I wonder what Goldberger would think of Philadelphia in the early years of the 21st Century?
Overall, health outcomes in Philadelphia are poor, and it is low-income Philadelphians who suffer a disproportionate burden of these unacceptable results. Philadelphia Department of Public Health statistics confirm that the poorer you are, the more likely you will suffer premature death, and that as a group, low-income African-Americans tend to be worse off than other groups. Another city health department report indicates that Philadelphians living in neighborhoods with a high poverty rate (as compared to those living in low poverty areas) are twice as likely to have low-birth-weight babies, twice as likely to die prematurely, seven times as likely to die from HIV/AIDS, 10 times as likely to suffer from lead poisoning, and 11 times as likely to be the victim of a non-fatal gun shot wound.

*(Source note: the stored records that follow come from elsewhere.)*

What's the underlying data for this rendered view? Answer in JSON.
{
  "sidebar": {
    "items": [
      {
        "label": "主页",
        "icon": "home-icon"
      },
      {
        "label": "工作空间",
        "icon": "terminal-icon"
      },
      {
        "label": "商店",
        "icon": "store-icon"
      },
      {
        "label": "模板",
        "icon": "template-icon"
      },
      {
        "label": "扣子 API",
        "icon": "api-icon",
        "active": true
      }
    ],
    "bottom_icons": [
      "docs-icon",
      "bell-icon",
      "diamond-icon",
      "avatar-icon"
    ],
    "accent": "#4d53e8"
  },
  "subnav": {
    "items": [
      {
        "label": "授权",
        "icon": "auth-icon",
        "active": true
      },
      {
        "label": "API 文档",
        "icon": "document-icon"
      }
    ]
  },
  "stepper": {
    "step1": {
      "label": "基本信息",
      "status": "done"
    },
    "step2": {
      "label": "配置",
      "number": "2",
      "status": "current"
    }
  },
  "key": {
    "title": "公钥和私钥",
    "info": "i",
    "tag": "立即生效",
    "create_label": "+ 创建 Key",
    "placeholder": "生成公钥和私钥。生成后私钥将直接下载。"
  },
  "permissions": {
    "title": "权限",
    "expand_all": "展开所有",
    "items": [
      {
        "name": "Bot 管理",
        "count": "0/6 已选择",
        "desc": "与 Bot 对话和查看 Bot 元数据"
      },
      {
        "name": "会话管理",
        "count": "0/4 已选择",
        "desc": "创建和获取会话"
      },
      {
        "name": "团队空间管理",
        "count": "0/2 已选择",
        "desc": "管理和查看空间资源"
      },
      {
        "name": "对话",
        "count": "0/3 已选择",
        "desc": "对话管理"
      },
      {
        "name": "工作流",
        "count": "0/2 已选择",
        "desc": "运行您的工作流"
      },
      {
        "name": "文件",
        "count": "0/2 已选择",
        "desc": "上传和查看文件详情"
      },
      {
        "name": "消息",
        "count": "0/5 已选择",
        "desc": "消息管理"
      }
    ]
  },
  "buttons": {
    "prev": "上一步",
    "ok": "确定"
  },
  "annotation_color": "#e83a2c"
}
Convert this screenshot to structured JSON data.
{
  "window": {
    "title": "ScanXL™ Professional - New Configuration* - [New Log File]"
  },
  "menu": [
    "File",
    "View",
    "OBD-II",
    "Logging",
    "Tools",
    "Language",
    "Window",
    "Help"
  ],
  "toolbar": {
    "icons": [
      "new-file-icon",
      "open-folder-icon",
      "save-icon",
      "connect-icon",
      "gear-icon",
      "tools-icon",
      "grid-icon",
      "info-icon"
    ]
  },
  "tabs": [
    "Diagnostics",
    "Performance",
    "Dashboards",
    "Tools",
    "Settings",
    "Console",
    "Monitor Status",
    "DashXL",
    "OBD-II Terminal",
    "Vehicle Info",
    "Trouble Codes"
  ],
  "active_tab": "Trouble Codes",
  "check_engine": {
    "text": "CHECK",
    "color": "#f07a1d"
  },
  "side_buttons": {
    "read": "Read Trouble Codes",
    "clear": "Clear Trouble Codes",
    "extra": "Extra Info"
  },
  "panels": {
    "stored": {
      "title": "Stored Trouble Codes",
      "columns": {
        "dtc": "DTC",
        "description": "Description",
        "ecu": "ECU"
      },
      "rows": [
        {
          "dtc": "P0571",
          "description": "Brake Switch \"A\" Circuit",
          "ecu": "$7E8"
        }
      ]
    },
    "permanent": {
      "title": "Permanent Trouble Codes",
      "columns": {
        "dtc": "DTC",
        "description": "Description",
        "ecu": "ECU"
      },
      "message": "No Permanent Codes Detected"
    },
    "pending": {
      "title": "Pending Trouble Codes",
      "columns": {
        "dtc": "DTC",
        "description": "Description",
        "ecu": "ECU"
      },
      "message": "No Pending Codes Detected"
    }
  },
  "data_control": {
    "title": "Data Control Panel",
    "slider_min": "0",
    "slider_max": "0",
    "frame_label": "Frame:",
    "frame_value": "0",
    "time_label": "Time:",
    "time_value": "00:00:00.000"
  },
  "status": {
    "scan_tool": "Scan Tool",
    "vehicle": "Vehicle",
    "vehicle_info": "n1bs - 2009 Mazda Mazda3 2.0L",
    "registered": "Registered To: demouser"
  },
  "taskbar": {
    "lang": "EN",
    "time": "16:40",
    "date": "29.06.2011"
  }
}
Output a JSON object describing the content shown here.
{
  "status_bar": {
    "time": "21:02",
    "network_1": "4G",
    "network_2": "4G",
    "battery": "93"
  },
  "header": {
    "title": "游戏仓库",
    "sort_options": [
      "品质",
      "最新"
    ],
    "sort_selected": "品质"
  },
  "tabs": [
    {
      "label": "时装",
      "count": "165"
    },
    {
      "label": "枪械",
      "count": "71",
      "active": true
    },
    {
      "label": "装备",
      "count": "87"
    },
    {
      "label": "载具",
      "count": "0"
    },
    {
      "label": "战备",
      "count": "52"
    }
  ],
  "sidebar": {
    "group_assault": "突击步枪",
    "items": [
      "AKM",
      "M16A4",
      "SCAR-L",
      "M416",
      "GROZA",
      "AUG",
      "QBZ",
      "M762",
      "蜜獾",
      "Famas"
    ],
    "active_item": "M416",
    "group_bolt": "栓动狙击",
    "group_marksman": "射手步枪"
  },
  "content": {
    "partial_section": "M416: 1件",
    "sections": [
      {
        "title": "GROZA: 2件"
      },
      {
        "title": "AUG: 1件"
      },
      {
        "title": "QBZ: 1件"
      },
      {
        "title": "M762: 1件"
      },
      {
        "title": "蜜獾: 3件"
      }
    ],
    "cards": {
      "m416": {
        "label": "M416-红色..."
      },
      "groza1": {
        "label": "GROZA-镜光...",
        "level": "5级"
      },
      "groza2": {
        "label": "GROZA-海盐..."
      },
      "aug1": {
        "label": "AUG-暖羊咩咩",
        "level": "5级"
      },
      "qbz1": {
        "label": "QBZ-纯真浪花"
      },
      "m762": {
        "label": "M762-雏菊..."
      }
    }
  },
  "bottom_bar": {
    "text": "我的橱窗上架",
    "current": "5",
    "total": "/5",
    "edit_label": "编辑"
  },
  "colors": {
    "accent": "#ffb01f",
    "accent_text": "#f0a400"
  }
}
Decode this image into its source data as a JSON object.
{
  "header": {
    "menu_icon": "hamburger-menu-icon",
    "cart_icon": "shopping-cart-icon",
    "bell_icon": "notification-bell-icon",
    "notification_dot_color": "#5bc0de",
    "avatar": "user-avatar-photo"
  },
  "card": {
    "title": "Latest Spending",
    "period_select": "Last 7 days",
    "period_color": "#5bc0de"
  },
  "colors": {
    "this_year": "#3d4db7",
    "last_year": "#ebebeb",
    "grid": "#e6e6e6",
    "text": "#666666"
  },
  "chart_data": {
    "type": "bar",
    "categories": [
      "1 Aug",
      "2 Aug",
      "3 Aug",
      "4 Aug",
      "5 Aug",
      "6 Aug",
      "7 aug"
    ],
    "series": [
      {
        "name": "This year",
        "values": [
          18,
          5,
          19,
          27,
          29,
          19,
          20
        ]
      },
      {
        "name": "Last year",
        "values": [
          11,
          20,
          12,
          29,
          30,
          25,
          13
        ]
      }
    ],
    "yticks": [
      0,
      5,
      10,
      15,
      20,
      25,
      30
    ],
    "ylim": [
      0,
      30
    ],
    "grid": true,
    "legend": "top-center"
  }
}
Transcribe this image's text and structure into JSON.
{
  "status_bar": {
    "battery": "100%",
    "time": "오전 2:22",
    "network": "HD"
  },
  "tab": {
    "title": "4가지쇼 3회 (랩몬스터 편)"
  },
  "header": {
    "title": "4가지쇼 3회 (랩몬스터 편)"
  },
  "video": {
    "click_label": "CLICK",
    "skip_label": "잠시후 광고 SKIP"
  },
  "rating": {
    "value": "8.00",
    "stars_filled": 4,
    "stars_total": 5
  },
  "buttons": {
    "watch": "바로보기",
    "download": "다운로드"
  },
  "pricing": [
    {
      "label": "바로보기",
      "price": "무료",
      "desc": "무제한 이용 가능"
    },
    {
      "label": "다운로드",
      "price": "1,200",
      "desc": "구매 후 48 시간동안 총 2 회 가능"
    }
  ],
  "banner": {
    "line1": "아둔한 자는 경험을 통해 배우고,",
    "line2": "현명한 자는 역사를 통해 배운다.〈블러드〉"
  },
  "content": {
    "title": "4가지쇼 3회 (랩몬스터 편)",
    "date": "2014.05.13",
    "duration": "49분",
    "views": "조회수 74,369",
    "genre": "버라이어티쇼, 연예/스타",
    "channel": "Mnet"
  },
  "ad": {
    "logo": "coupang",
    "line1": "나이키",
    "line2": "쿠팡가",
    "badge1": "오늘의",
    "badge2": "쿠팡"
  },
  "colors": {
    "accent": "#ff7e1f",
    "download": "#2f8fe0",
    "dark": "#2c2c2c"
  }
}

To return to the pellagra story: In the 1920s, Goldberger found that brewer’s yeast could cheaply and easily prevent the disease. This discovery would eventually help banish pellagra from the annals of human suffering. However, his solution did not resolve the intricate problems of poverty and health that continue to plague our city (and our society more generally) today. In a political atmosphere in which poor people are increasingly stigmatized, can we still muster a response to what might be called the Goldberger Phenomenon — the recognition that poverty and disease are intertwined and can be remedied with considerable resources, ingenuity, and perseverance?
For more on Goldberger and pellagra see Alan Kraut’s wonderful book Goldberger’s War: The Life and Work of a Public Health Crusader.